The first tableau I spent time engaging with appears as a second hand clothing store.  Unique but familiar, vaguely vintage menswear crowd a circular rail and rectangular table.   The clothes are arranged as they would be in a charity shop - neat yet somewhat shabby in themselves, bearing signs of wear and evoking the lives to which they have been witness. Because each garment is a scaled down replica of an actual garment from which it was cut, these pieces are like relics of an ideal form.  Originals destroyed in order to make single copies.

The second vignette takes the viewer behind the scenes of what feels like the same second hand store, to its storage and work room.  Here bins and crowded rails of clothing sit beside laundry bags, an iron and board and stepladder.  The virtuoso skill in producing replicas in miniature becomes overwhelming as the eye travels over a hanger full of tiny leather gloves, and the rail laden with plastic and wire hangers.  A few of the wire hangers even bear the standard paper dry cleaners thank you label.  I didn't know at the time that LeDray was based in New york City, but the canvas bin, and dry cleaner's tags immediately caused me a wave of nostalgia and a flood of memories of rummaging through rails at the Salvation Army on 44th Street searching for the right sized trousers while costume designing on a miniscule budget.

The last installation, of a tailor's dummy, and pinwheel arrangement of neckties on a round table, didn't captivate me as much as the others.  However, I was distracted because as I approached it, I was no longer alone in the space.  A young father with a toddler in a pram entered the gallery and stood behind the charity shop scene.  Seeing the scale of others in relation to the work re-ignited the uncanny feeling of discrepancy in scale.  Even the small child would seem a giant if he chose to break free of his pushchair and enter the scenes (which I secretly hoped he would).

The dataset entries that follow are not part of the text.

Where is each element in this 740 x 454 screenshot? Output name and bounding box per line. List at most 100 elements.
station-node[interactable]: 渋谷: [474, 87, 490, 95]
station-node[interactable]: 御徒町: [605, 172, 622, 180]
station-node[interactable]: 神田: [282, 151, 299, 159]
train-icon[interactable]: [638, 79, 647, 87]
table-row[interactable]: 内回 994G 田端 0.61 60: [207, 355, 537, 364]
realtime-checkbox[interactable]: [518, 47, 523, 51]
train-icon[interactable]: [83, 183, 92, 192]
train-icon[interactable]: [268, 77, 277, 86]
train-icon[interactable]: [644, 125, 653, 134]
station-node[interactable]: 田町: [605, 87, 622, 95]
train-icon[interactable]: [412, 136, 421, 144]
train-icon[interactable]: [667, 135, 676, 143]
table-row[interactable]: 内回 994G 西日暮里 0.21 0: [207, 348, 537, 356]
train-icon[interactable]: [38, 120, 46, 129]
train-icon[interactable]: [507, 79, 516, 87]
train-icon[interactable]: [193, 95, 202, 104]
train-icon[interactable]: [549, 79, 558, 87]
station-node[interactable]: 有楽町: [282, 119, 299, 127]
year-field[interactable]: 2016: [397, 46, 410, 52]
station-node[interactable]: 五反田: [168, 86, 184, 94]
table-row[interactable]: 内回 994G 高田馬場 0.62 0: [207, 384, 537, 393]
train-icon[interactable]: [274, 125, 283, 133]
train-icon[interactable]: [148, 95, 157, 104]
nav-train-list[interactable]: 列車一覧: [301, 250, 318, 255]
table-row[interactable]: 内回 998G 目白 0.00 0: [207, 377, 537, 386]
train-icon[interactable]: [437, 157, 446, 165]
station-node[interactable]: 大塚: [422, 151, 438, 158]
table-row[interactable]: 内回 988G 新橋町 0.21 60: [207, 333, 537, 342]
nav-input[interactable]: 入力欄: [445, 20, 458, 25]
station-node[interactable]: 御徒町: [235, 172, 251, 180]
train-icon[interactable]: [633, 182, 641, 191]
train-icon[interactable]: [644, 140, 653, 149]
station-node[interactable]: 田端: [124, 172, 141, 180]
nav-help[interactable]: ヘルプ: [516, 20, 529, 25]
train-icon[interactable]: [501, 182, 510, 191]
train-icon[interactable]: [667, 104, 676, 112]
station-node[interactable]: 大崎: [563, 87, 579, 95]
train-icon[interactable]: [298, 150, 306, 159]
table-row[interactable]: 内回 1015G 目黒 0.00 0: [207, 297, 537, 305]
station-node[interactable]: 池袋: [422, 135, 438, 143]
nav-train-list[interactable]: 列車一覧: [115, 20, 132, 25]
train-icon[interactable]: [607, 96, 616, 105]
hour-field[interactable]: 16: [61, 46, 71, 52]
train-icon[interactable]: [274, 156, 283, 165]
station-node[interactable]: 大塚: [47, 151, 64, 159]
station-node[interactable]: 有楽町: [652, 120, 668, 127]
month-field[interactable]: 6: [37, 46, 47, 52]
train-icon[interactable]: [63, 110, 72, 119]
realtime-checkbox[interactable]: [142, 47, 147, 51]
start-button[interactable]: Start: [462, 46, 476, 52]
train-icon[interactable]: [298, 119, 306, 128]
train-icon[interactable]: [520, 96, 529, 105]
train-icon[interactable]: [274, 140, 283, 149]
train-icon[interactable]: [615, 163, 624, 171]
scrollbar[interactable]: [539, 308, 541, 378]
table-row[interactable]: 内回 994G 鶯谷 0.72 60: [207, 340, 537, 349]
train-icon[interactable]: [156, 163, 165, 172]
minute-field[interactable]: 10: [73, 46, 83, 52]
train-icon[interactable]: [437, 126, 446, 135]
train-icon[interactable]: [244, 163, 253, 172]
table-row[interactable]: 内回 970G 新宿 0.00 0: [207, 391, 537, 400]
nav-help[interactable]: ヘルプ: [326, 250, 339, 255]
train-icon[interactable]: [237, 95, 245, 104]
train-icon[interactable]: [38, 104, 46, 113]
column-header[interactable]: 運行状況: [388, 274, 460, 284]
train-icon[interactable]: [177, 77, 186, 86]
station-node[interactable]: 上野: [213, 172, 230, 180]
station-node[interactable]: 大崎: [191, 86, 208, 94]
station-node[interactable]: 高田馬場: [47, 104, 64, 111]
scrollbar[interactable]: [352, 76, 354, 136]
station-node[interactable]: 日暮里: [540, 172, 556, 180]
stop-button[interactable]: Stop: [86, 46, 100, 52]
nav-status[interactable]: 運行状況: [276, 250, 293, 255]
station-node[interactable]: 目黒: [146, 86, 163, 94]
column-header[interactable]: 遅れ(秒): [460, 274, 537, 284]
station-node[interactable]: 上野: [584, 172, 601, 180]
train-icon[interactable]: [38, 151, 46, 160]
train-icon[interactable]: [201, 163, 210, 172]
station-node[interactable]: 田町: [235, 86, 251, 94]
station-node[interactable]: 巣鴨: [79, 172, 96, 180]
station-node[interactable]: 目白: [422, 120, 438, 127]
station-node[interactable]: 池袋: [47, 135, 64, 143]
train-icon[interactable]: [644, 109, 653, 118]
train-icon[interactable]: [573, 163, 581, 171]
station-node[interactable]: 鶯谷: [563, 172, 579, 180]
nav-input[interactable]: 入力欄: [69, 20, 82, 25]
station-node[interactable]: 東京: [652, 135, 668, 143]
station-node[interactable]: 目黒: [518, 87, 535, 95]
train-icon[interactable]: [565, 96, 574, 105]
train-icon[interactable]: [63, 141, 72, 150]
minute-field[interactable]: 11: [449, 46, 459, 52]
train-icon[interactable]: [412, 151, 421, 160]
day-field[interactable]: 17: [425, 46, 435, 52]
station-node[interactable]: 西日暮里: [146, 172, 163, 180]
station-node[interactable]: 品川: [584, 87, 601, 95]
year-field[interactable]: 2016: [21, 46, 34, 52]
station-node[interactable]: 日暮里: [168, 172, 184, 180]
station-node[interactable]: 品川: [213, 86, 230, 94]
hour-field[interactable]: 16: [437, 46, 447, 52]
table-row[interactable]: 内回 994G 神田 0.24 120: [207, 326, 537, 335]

After taking some frantic notes, and considering breaking the rules by taking photographs, I reluctantly left the old fire station, pleased that I had decided to venture west of Liverpool Street that day, but disappointed that the show was about to close and I could not recommend it fiercely and visit it again.

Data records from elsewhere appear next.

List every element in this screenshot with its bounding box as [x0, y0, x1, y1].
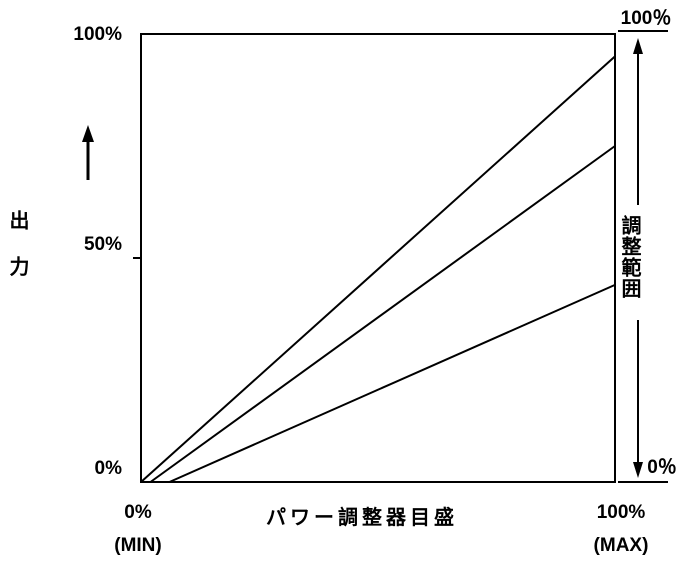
y-tick-label: 100% — [73, 24, 122, 45]
series-line-2 — [149, 145, 616, 483]
plot-frame — [140, 33, 616, 483]
y-tick-label: 0% — [95, 458, 123, 479]
x-tick-sublabel: (MAX) — [594, 535, 649, 556]
range-label: 調整範囲 — [618, 214, 642, 299]
range-top-label: 100％ — [621, 8, 672, 29]
range-up-arrow-head — [633, 38, 643, 54]
plot-area: 0% 50% 100% 0% (MIN) 100% (MAX) パワー調整器目盛 出力 100％ 0… — [6, 8, 677, 556]
x-tick-label: 100% — [597, 502, 646, 523]
x-tick-label: 0% — [124, 502, 152, 523]
y-tick-label: 50% — [84, 234, 122, 255]
range-down-arrow-head — [633, 462, 643, 478]
x-tick-sublabel: (MIN) — [114, 535, 161, 556]
series-line-3 — [169, 283, 616, 483]
range-bottom-label: 0％ — [647, 457, 677, 478]
y-up-arrow-head — [82, 125, 94, 142]
series-line-1 — [140, 55, 616, 483]
y-axis-label: 出力 — [6, 210, 30, 302]
x-axis-label: パワー調整器目盛 — [266, 505, 458, 529]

Then, on a trip to Rotterdam to see the work of my tutor Judith Clark (Art into Fashion and the Bueymann von Beuningen Museum) I was rewarded with another view of Mens Suits.  Following its premiere in London, the work travelled to Rotterdam and was installed just outside the Art into Fashion show.  

Here in the stark modern museum, the clothes seemed to be trying a little harder to appear significant.  Yet, they seemed also to be proudly on tour, challenging people to stop on their way to the gift shop or for an espresso break.  And here, you could take pictures.  And pictures with other spectators present.

Although the actual experience of scale inertia can only come by seeing the actual work, the pictures here do some justice in conveying the sense of uncanny quietude and wistful nostalgia that Mens Suits inspired - twice.